Dec. 22nd, 2008

qos: (Snow)
I'd been thinking that getting some activity might help my mood -- and I got my chance today. My 77 year-old dad, his retired neighbor lady, and the son of their neighbors and I were all out shoveling the shared driveway late this morning. There were only three snow shovels, so we took turns. I shot the photo during one of my breaks.

Photobucket

We were about to go in and take a break when an ambulance pulled up across the street and another neighbor called to see if anyone had snow shovels to come help dig a path to the afflicted person's front door -- so off we went. (Nothing like flashing red lights to get one's adrenaline going!) Fortunately the situation wasn't immediately urgent, but there's a path for the EMT's to get back and forth.

When I came back inside I was shaking from fatigue, but I felt much better overall.

Home Again

Dec. 22nd, 2008 02:18 pm
qos: (9 of Pentacles)
Since the main roads are clear and there does not seem to be any more concerns about storms and power outages, I'm back at home.

It's not quite as cozy as my parents' place -- and the cooking isn't as good -- but it's very nice to be home.


Besides, I'm going to need a jacuzzi after that snow shoveling!
qos: (Arwen Mourning)
It seems like each season brings new aspect of grief for me to explore. The pain will ease, and then it comes back hard, like a icy winter storm tide crashing on a barren beach.

This snow and all its stress has made me keenly aware -- again -- that the space by my side is empty.

I do not for a moment discount my loving parents, my friends, nor even my Ex who called late last week to be sure I was aware of the forecast and make sure I was prepared.

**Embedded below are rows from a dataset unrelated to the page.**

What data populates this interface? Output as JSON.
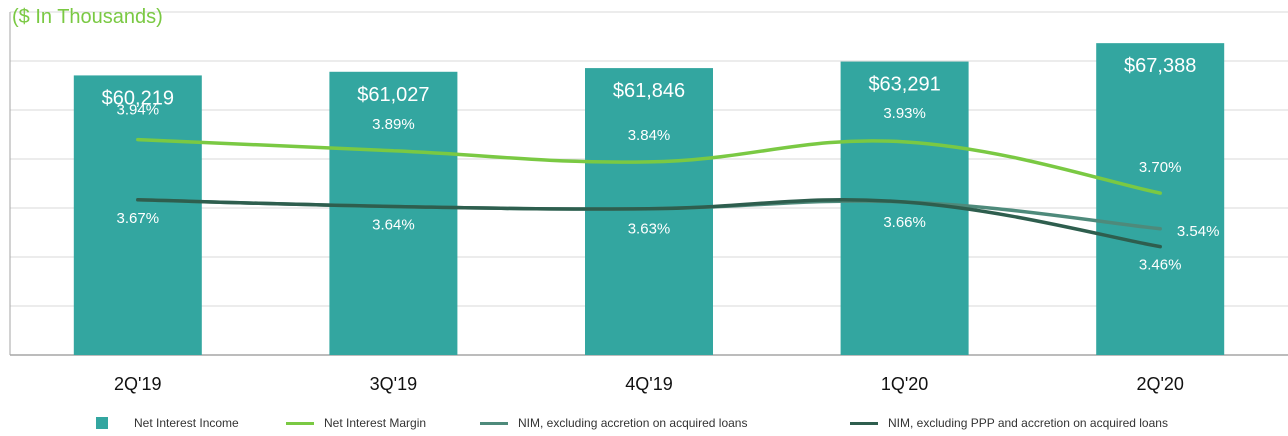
{
  "subtitle": "($ In Thousands)",
  "colors": {
    "bar": "#33a6a0",
    "nim": "#7ac943",
    "nim_ex_accretion": "#4e8a7b",
    "nim_ex_ppp": "#2e5e4e",
    "subtitle": "#7ac943",
    "grid": "#d9d9d9"
  },
  "legend": [
    {
      "label": "Net Interest Income",
      "kind": "box",
      "color": "#33a6a0"
    },
    {
      "label": "Net Interest Margin",
      "kind": "line",
      "color": "#7ac943"
    },
    {
      "label": "NIM, excluding accretion on acquired loans",
      "kind": "line",
      "color": "#4e8a7b"
    },
    {
      "label": "NIM, excluding PPP and accretion on acquired loans",
      "kind": "line",
      "color": "#2e5e4e"
    }
  ],
  "chart_data": {
    "type": "bar",
    "title": "",
    "subtitle": "($ In Thousands)",
    "categories": [
      "2Q'19",
      "3Q'19",
      "4Q'19",
      "1Q'20",
      "2Q'20"
    ],
    "bars": {
      "name": "Net Interest Income",
      "values": [
        60219,
        61027,
        61846,
        63291,
        67388
      ],
      "labels": [
        "$60,219",
        "$61,027",
        "$61,846",
        "$63,291",
        "$67,388"
      ]
    },
    "series": [
      {
        "name": "Net Interest Margin",
        "type": "line",
        "values": [
          3.94,
          3.89,
          3.84,
          3.93,
          3.7
        ],
        "labels": [
          "3.94%",
          "3.89%",
          "3.84%",
          "3.93%",
          "3.70%"
        ]
      },
      {
        "name": "NIM, excluding accretion on acquired loans",
        "type": "line",
        "values": [
          3.67,
          3.64,
          3.63,
          3.66,
          3.54
        ],
        "labels": [
          "",
          "",
          "",
          "",
          "3.54%"
        ]
      },
      {
        "name": "NIM, excluding PPP and accretion on acquired loans",
        "type": "line",
        "values": [
          3.67,
          3.64,
          3.63,
          3.66,
          3.46
        ],
        "labels": [
          "3.67%",
          "3.64%",
          "3.63%",
          "3.66%",
          "3.46%"
        ]
      }
    ],
    "grid": true,
    "legend_position": "bottom"
  }
}
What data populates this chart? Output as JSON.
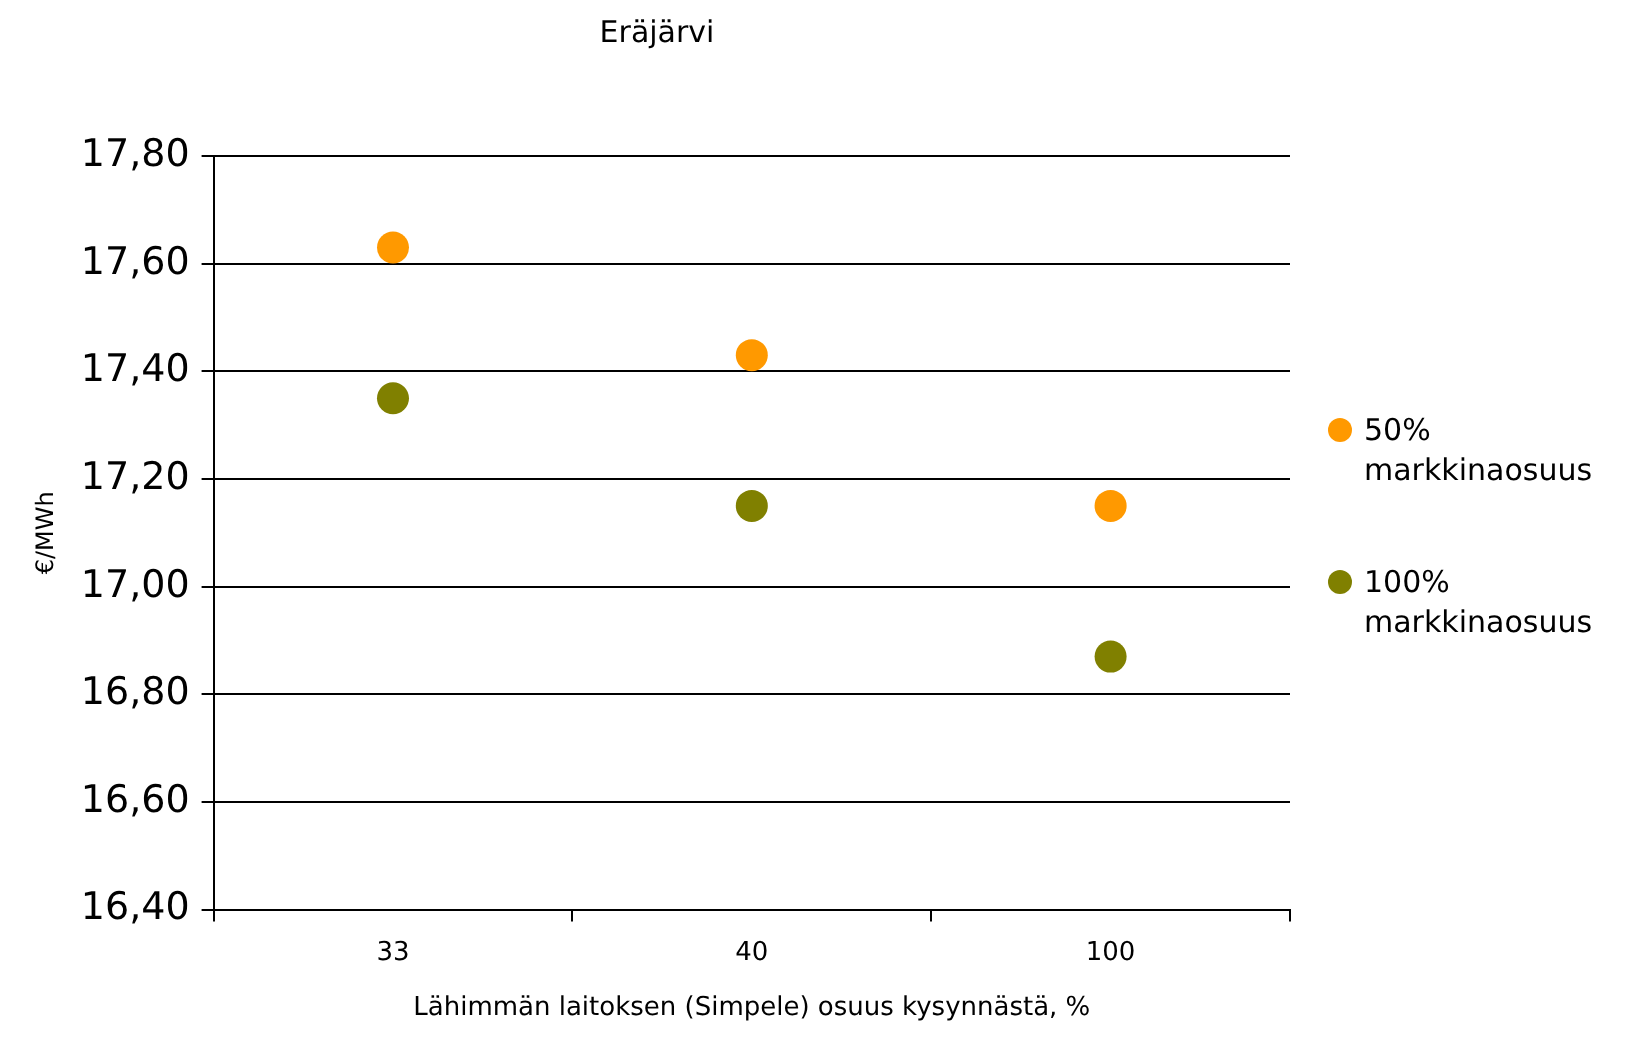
{
  "chart_data": {
    "type": "scatter",
    "title": "Eräjärvi",
    "xlabel": "Lähimmän laitoksen (Simpele) osuus kysynnästä, %",
    "ylabel": "€/MWh",
    "categories": [
      "33",
      "40",
      "100"
    ],
    "series": [
      {
        "name": "50% markkinaosuus",
        "color": "#ff9900",
        "values": [
          17.63,
          17.43,
          17.15
        ]
      },
      {
        "name": "100% markkinaosuus",
        "color": "#808000",
        "values": [
          17.35,
          17.15,
          16.87
        ]
      }
    ],
    "ylim": [
      16.4,
      17.8
    ],
    "yticks": [
      {
        "value": 16.4,
        "label": "16,40"
      },
      {
        "value": 16.6,
        "label": "16,60"
      },
      {
        "value": 16.8,
        "label": "16,80"
      },
      {
        "value": 17.0,
        "label": "17,00"
      },
      {
        "value": 17.2,
        "label": "17,20"
      },
      {
        "value": 17.4,
        "label": "17,40"
      },
      {
        "value": 17.6,
        "label": "17,60"
      },
      {
        "value": 17.8,
        "label": "17,80"
      }
    ],
    "grid": "y",
    "legend": "right",
    "marker": "circle"
  }
}
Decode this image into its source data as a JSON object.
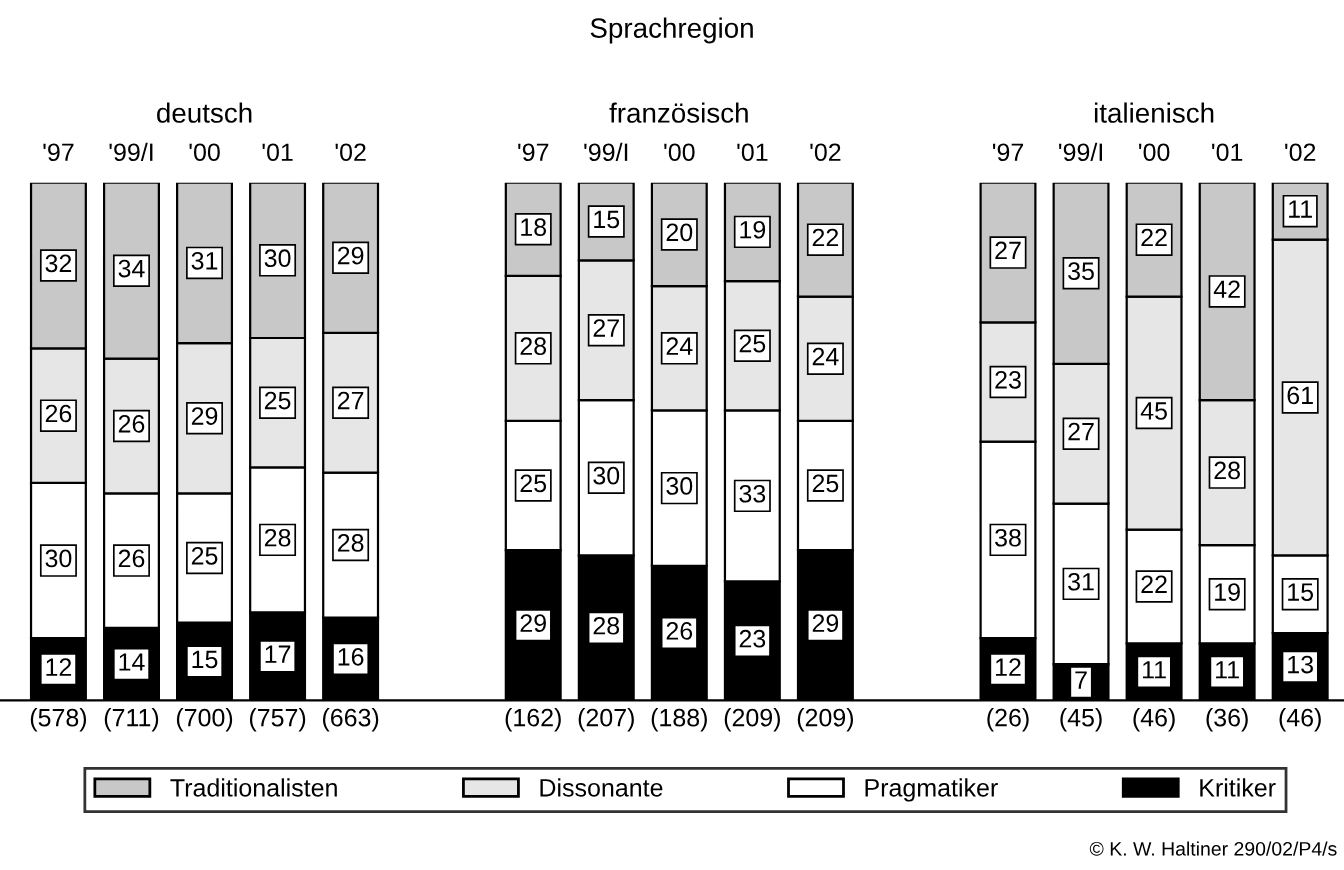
{
  "chart_data": {
    "type": "bar",
    "stacked": true,
    "data_labels": true,
    "legend": "bottom",
    "grid": false,
    "title": "Sprachregion",
    "categories": [
      "'97",
      "'99/I",
      "'00",
      "'01",
      "'02",
      "'97",
      "'99/I",
      "'00",
      "'01",
      "'02",
      "'97",
      "'99/I",
      "'00",
      "'01",
      "'02"
    ],
    "series": [
      {
        "name": "Kritiker",
        "color": "#000000",
        "values": [
          12,
          14,
          15,
          17,
          16,
          29,
          28,
          26,
          23,
          29,
          12,
          7,
          11,
          11,
          13
        ]
      },
      {
        "name": "Pragmatiker",
        "color": "#ffffff",
        "values": [
          30,
          26,
          25,
          28,
          28,
          25,
          30,
          30,
          33,
          25,
          38,
          31,
          22,
          19,
          15
        ]
      },
      {
        "name": "Dissonante",
        "color": "#e6e6e6",
        "values": [
          26,
          26,
          29,
          25,
          27,
          28,
          27,
          24,
          25,
          24,
          23,
          27,
          45,
          28,
          61
        ]
      },
      {
        "name": "Traditionalisten",
        "color": "#c8c8c8",
        "values": [
          32,
          34,
          31,
          30,
          29,
          18,
          15,
          20,
          19,
          22,
          27,
          35,
          22,
          42,
          11
        ]
      }
    ],
    "annotations": [
      "deutsch",
      "französisch",
      "italienisch",
      "(578)",
      "(711)",
      "(700)",
      "(757)",
      "(663)",
      "(162)",
      "(207)",
      "(188)",
      "(209)",
      "(209)",
      "(26)",
      "(45)",
      "(46)",
      "(36)",
      "(46)",
      "© K. W. Haltiner 290/02/P4/s"
    ]
  }
}
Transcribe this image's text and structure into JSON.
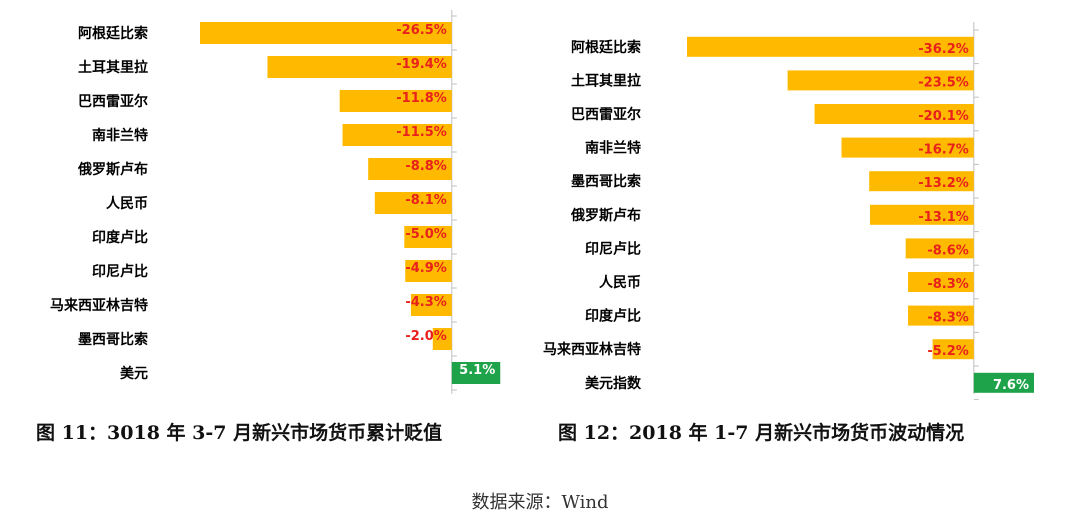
{
  "colors": {
    "negative_bar": "#FFBA00",
    "positive_bar": "#1FA34A",
    "negative_text": "#E8211C",
    "positive_text": "#FFFFFF"
  },
  "chart_data": [
    {
      "type": "bar",
      "orientation": "horizontal",
      "title": "",
      "xlabel": "",
      "ylabel": "",
      "xlim": [
        -26.5,
        7.6
      ],
      "categories": [
        "阿根廷比索",
        "土耳其里拉",
        "巴西雷亚尔",
        "南非兰特",
        "俄罗斯卢布",
        "人民币",
        "印度卢比",
        "印尼卢比",
        "马来西亚林吉特",
        "墨西哥比索",
        "美元"
      ],
      "values": [
        -26.5,
        -19.4,
        -11.8,
        -11.5,
        -8.8,
        -8.1,
        -5.0,
        -4.9,
        -4.3,
        -2.0,
        5.1
      ],
      "value_labels": [
        "-26.5%",
        "-19.4%",
        "-11.8%",
        "-11.5%",
        "-8.8%",
        "-8.1%",
        "-5.0%",
        "-4.9%",
        "-4.3%",
        "-2.0%",
        "5.1%"
      ],
      "grid": false
    },
    {
      "type": "bar",
      "orientation": "horizontal",
      "title": "",
      "xlabel": "",
      "ylabel": "",
      "xlim": [
        -36.2,
        7.6
      ],
      "categories": [
        "阿根廷比索",
        "土耳其里拉",
        "巴西雷亚尔",
        "南非兰特",
        "墨西哥比索",
        "俄罗斯卢布",
        "印尼卢比",
        "人民币",
        "印度卢比",
        "马来西亚林吉特",
        "美元指数"
      ],
      "values": [
        -36.2,
        -23.5,
        -20.1,
        -16.7,
        -13.2,
        -13.1,
        -8.6,
        -8.3,
        -8.3,
        -5.2,
        7.6
      ],
      "value_labels": [
        "-36.2%",
        "-23.5%",
        "-20.1%",
        "-16.7%",
        "-13.2%",
        "-13.1%",
        "-8.6%",
        "-8.3%",
        "-8.3%",
        "-5.2%",
        "7.6%"
      ],
      "grid": false
    }
  ],
  "captions": {
    "left": "图 11：3018 年 3-7 月新兴市场货币累计贬值",
    "right": "图 12：2018 年 1-7 月新兴市场货币波动情况"
  },
  "source": "数据来源：Wind"
}
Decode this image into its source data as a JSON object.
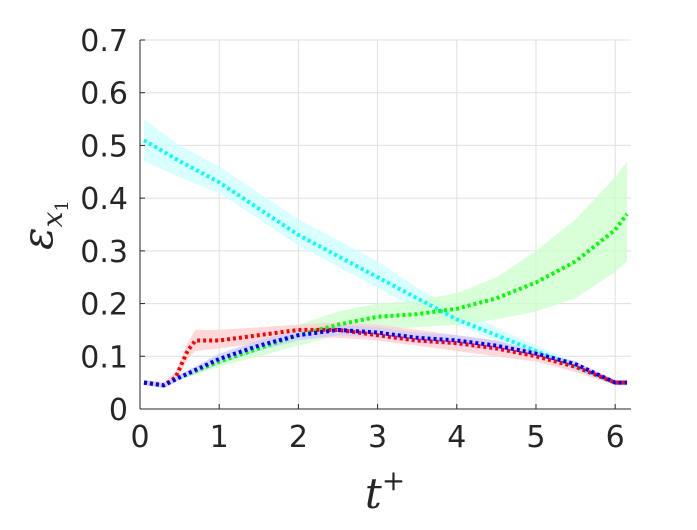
{
  "chart_data": {
    "type": "line",
    "title": "",
    "xlabel": "t",
    "xlabel_superscript": "+",
    "ylabel": "ε",
    "ylabel_subscript": "x",
    "ylabel_subsubscript": "1",
    "xlim": [
      0,
      6.2
    ],
    "ylim": [
      0,
      0.7
    ],
    "xticks": [
      0,
      1,
      2,
      3,
      4,
      5,
      6
    ],
    "yticks": [
      0,
      0.1,
      0.2,
      0.3,
      0.4,
      0.5,
      0.6,
      0.7
    ],
    "xtick_labels": [
      "0",
      "1",
      "2",
      "3",
      "4",
      "5",
      "6"
    ],
    "ytick_labels": [
      "0",
      "0.1",
      "0.2",
      "0.3",
      "0.4",
      "0.5",
      "0.6",
      "0.7"
    ],
    "grid": true,
    "legend": "none",
    "line_style": "dotted",
    "series": [
      {
        "color": "#00ffff",
        "band_color": "#ccffff",
        "x": [
          0.05,
          0.5,
          1,
          1.5,
          2,
          2.5,
          3,
          3.5,
          4,
          4.5,
          5,
          5.5,
          6,
          6.15
        ],
        "values": [
          0.51,
          0.47,
          0.43,
          0.38,
          0.33,
          0.29,
          0.25,
          0.21,
          0.17,
          0.14,
          0.11,
          0.08,
          0.05,
          0.05
        ],
        "lower": [
          0.47,
          0.44,
          0.41,
          0.36,
          0.31,
          0.27,
          0.23,
          0.19,
          0.16,
          0.13,
          0.1,
          0.075,
          0.045,
          0.045
        ],
        "upper": [
          0.55,
          0.5,
          0.46,
          0.41,
          0.36,
          0.32,
          0.28,
          0.23,
          0.19,
          0.155,
          0.12,
          0.09,
          0.055,
          0.055
        ]
      },
      {
        "color": "#00ff00",
        "band_color": "#ccffcc",
        "x": [
          0.05,
          0.3,
          0.5,
          1,
          1.5,
          2,
          2.5,
          3,
          3.5,
          4,
          4.5,
          5,
          5.5,
          6,
          6.15
        ],
        "values": [
          0.05,
          0.045,
          0.06,
          0.09,
          0.115,
          0.14,
          0.16,
          0.175,
          0.18,
          0.19,
          0.21,
          0.24,
          0.28,
          0.34,
          0.37
        ],
        "lower": [
          0.045,
          0.04,
          0.055,
          0.08,
          0.1,
          0.12,
          0.14,
          0.15,
          0.155,
          0.16,
          0.17,
          0.185,
          0.21,
          0.26,
          0.28
        ],
        "upper": [
          0.055,
          0.05,
          0.065,
          0.1,
          0.13,
          0.16,
          0.185,
          0.2,
          0.205,
          0.22,
          0.25,
          0.3,
          0.36,
          0.44,
          0.47
        ]
      },
      {
        "color": "#ff0000",
        "band_color": "#ffcccc",
        "x": [
          0.05,
          0.3,
          0.45,
          0.6,
          0.7,
          1,
          1.5,
          2,
          2.5,
          3,
          3.5,
          4,
          4.5,
          5,
          5.5,
          6,
          6.15
        ],
        "values": [
          0.05,
          0.045,
          0.06,
          0.11,
          0.13,
          0.13,
          0.14,
          0.15,
          0.15,
          0.14,
          0.13,
          0.125,
          0.115,
          0.1,
          0.08,
          0.05,
          0.05
        ],
        "lower": [
          0.045,
          0.04,
          0.05,
          0.095,
          0.11,
          0.115,
          0.125,
          0.135,
          0.135,
          0.13,
          0.12,
          0.11,
          0.1,
          0.09,
          0.07,
          0.045,
          0.045
        ],
        "upper": [
          0.055,
          0.05,
          0.07,
          0.125,
          0.15,
          0.15,
          0.155,
          0.16,
          0.165,
          0.16,
          0.15,
          0.14,
          0.13,
          0.11,
          0.09,
          0.055,
          0.055
        ]
      },
      {
        "color": "#0000ff",
        "band_color": "#ccccff",
        "x": [
          0.05,
          0.3,
          0.5,
          1,
          1.5,
          2,
          2.5,
          3,
          3.5,
          4,
          4.5,
          5,
          5.5,
          6,
          6.15
        ],
        "values": [
          0.05,
          0.045,
          0.06,
          0.095,
          0.12,
          0.14,
          0.15,
          0.145,
          0.135,
          0.13,
          0.12,
          0.105,
          0.085,
          0.05,
          0.05
        ],
        "lower": [
          0.045,
          0.04,
          0.055,
          0.085,
          0.11,
          0.13,
          0.14,
          0.135,
          0.125,
          0.12,
          0.11,
          0.1,
          0.08,
          0.045,
          0.045
        ],
        "upper": [
          0.055,
          0.05,
          0.065,
          0.105,
          0.13,
          0.15,
          0.16,
          0.155,
          0.145,
          0.14,
          0.13,
          0.11,
          0.09,
          0.055,
          0.055
        ]
      }
    ]
  }
}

I am surrounded by people who care for me and who will not let me fall.

But he should be here with me.

I know he is. I can feel his spirit. I even felt him sharing energy today with me as I shoveled snow, making sure I was able to do my part to support my family and community -- the two things most deeply sacred to him.

But the intensity of my grief is back, back to the point where I once again wish simply to cease to live so I can stop hurting and be with him.

But the same reasons I've had to live for the past year and a half still hold, and when the sun rises tomorrow I will still be here.



Comments disabled.
I know the words you all will offer.
They are no less dear for having been offered so many times before, but I don't want anyone to feel pressured tonight to offer them yet again.
You've been such faithful witnesses and comforters. I do appreciate it.
I'm sorry that you have to keep reading the same thing so many times.
Tonight it is enough to be able to post about the same pain yet again, and know that it will be read by loving eyes.